Pas de nouvelles de Thieve's Kitchen depuis 2003 et je vais etre honnête avec vous, ça ne me manquait pas. Leur précédent opus, Shibboleth, m'avait charmé le temps de deux écoutes avant de tomber dans la catégorie des souvenirs lointains, de ceux qui vous font dire : "Thieve's Kitchen ? Ah oui, j'ai dû en parler il fût un temps sur Music Waves..." mais sans vous permettre de détailler plus.
Le nouvel album est arrivé le mois dernier et il est tombé dans mon escarcelle sans que j'en éprouve ni excitation ni ennui.
Les premières notes laissent l'auditeur se placer en condition grâce à un piano de très bonne facture et extrêmement inspiré. Je ne vous l'ai pas dit mais Thieve's Kitchen a opéré un unique changement entre ces deux albums, à savoir celui de son clavier, un certain Thomas Johnson qui se nourrit autant à King Crimson qu'à Miles Davis et Igor Stravinsky. L'entrée du petit nouveau est du plus bel effet, entre mélancolie et harmonies typiques du jazz.
Une entrée rythmique, quelques notes de violoncelle, quelques cassures et soli de guitare plus tard et voila l'entrée en scène de la chanteuse qui, à mon humble avis, a passé une partie de ces quatre dernières années à parfaire son organe vocal qui sied parfaitement au style Thieve's Kitchen. Pas de virtuosité dans la voix, certes, mais une mission extrêmement bien assurée derrière le micro.
Et cette mise en place va nous proposer d'entrer dans un épique de plus de 20 minutes multipliant les mélodies accrocheuses autant que les breaks inaccessibles méritant des efforts pour les apprivoiser.

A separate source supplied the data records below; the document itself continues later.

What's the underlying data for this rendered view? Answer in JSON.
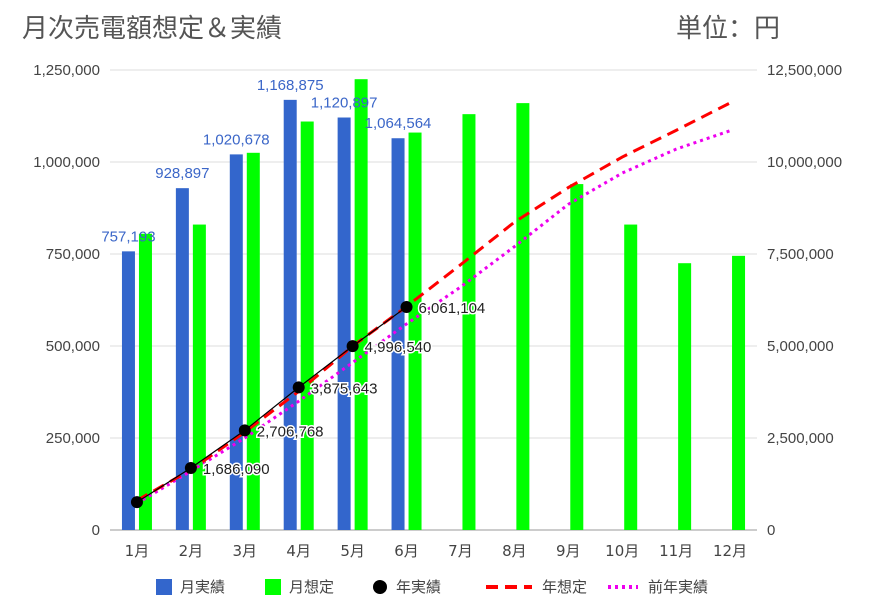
{
  "title": "月次売電額想定＆実績",
  "unit": "単位：円",
  "colors": {
    "monthly_actual": "#3366cc",
    "monthly_forecast": "#00ff00",
    "annual_actual": "#000000",
    "annual_forecast": "#ff0000",
    "prev_year": "#ee00ee"
  },
  "chart_data": {
    "type": "bar",
    "categories": [
      "1月",
      "2月",
      "3月",
      "4月",
      "5月",
      "6月",
      "7月",
      "8月",
      "9月",
      "10月",
      "11月",
      "12月"
    ],
    "y_left": {
      "range": [
        0,
        1250000
      ],
      "ticks": [
        "0",
        "250,000",
        "500,000",
        "750,000",
        "1,000,000",
        "1,250,000"
      ]
    },
    "y_right": {
      "range": [
        0,
        12500000
      ],
      "ticks": [
        "0",
        "2,500,000",
        "5,000,000",
        "7,500,000",
        "10,000,000",
        "12,500,000"
      ]
    },
    "grid": true,
    "legend_position": "bottom",
    "series": [
      {
        "name": "月実績",
        "type": "bar",
        "axis": "left",
        "values": [
          757193,
          928897,
          1020678,
          1168875,
          1120897,
          1064564,
          null,
          null,
          null,
          null,
          null,
          null
        ],
        "labels": [
          "757,193",
          "928,897",
          "1,020,678",
          "1,168,875",
          "1,120,897",
          "1,064,564"
        ]
      },
      {
        "name": "月想定",
        "type": "bar",
        "axis": "left",
        "values": [
          805000,
          830000,
          1025000,
          1110000,
          1225000,
          1080000,
          1130000,
          1160000,
          940000,
          830000,
          725000,
          745000
        ]
      },
      {
        "name": "年実績",
        "type": "scatter",
        "axis": "right",
        "values": [
          757193,
          1686090,
          2706768,
          3875643,
          4996540,
          6061104,
          null,
          null,
          null,
          null,
          null,
          null
        ],
        "labels": [
          "",
          "1,686,090",
          "2,706,768",
          "3,875,643",
          "4,996,540",
          "6,061,104"
        ]
      },
      {
        "name": "年想定",
        "type": "line",
        "axis": "right",
        "values": [
          805000,
          1635000,
          2660000,
          3770000,
          4995000,
          6075000,
          7205000,
          8365000,
          9305000,
          10135000,
          10860000,
          11605000
        ]
      },
      {
        "name": "前年実績",
        "type": "line",
        "axis": "right",
        "values": [
          720000,
          1600000,
          2500000,
          3500000,
          4550000,
          5600000,
          6600000,
          7700000,
          8850000,
          9700000,
          10350000,
          10850000
        ]
      }
    ]
  }
}
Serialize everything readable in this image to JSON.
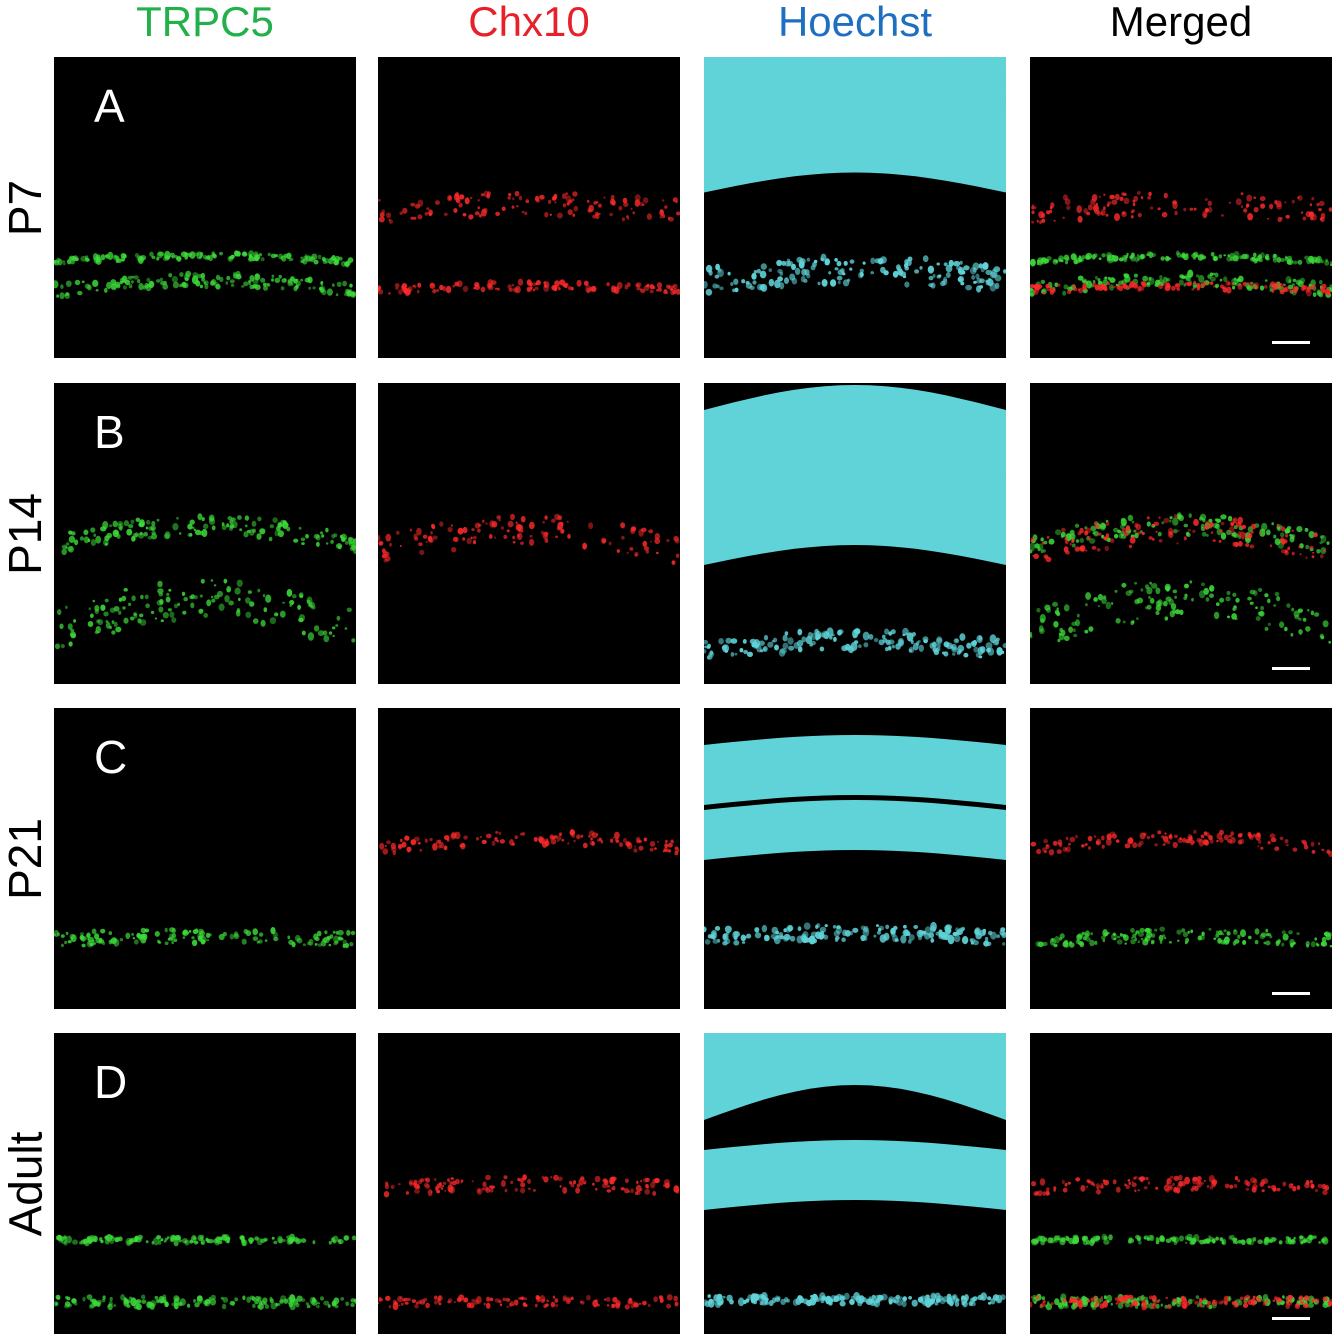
{
  "columns": [
    {
      "label": "TRPC5",
      "color": "#22b04b",
      "channel": "green"
    },
    {
      "label": "Chx10",
      "color": "#e8202a",
      "channel": "red"
    },
    {
      "label": "Hoechst",
      "color": "#1f6fc1",
      "channel": "cyan"
    },
    {
      "label": "Merged",
      "color": "#000000",
      "channel": "merged"
    }
  ],
  "rows": [
    {
      "label": "P7",
      "letter": "A"
    },
    {
      "label": "P14",
      "letter": "B"
    },
    {
      "label": "P21",
      "letter": "C"
    },
    {
      "label": "Adult",
      "letter": "D"
    }
  ],
  "colors": {
    "green_signal": "#3ddc3a",
    "red_signal": "#ff2a2a",
    "cyan_signal": "#5fd3d8"
  }
}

Le problème bien souvent, c'est que la montagne de 20 minutes qui ouvre un album et provoque l'admiration de tout un chacun a tendance à accoucher d'une souris sur le reste de l'album.
Eh bien là, c'est loin d'être le cas car les pépites existent réellement tout au long de cette galette, tel un "Chameleon" porté par une mélodie qui paraîtra peut-être un peu naïve à la première écoute mais cache une myriade de trouvailles rythmiques et mélodiques, en particulier dans l'accompagnement du clavier qui, vous l'aurez compris, n'en finit pas de me séduire.
Enfin, pour ne rien gâcher, il y a des coups de génie dans cet album : l'alternance entre le calme et le délire folklorique de "Returglas" ; le travail très court sur les voix en début de "Om Tare" et deux morceaux qui me marquent plus que les autres par leur qualité constante : "When The Moon Is In The River Of Heaven" et le morceau éponyme qui clôt cet album.
Remarquons également une utilisation marquée mais très à-propos du saxophone et on a là un bel exemple d'album inspiré qui, à la différence de son prédécesseur, reviendra régulièrement sur ma platine.
Alors je vois d'ici les esprits chagrins qui ont déjà lu la note penser que je suis bien sévère en comparaison des éloges que je fais à ce "The Water Road".
La raison en est simple ; cet album souffre d'un défaut majeur à mes yeux et qui ne demanderait pas grand chose pour être corrigé. Dans le style de compositions opté par Thieve's Kitchen, les choix d'interprétation et de production sont essentiels et c'est là que quelque chose me gêne. Je pense qu'une guitare moins agressive dans ses sonorités et une batterie un peu plus "souple" aurait réellement permis à cet opus de prendre une dimension encore supérieure.
C'est un avis certes subjectif mais j'attendrai cette fois avec intérêt le prochain album, en espérant que ces derniers défauts soient gommés.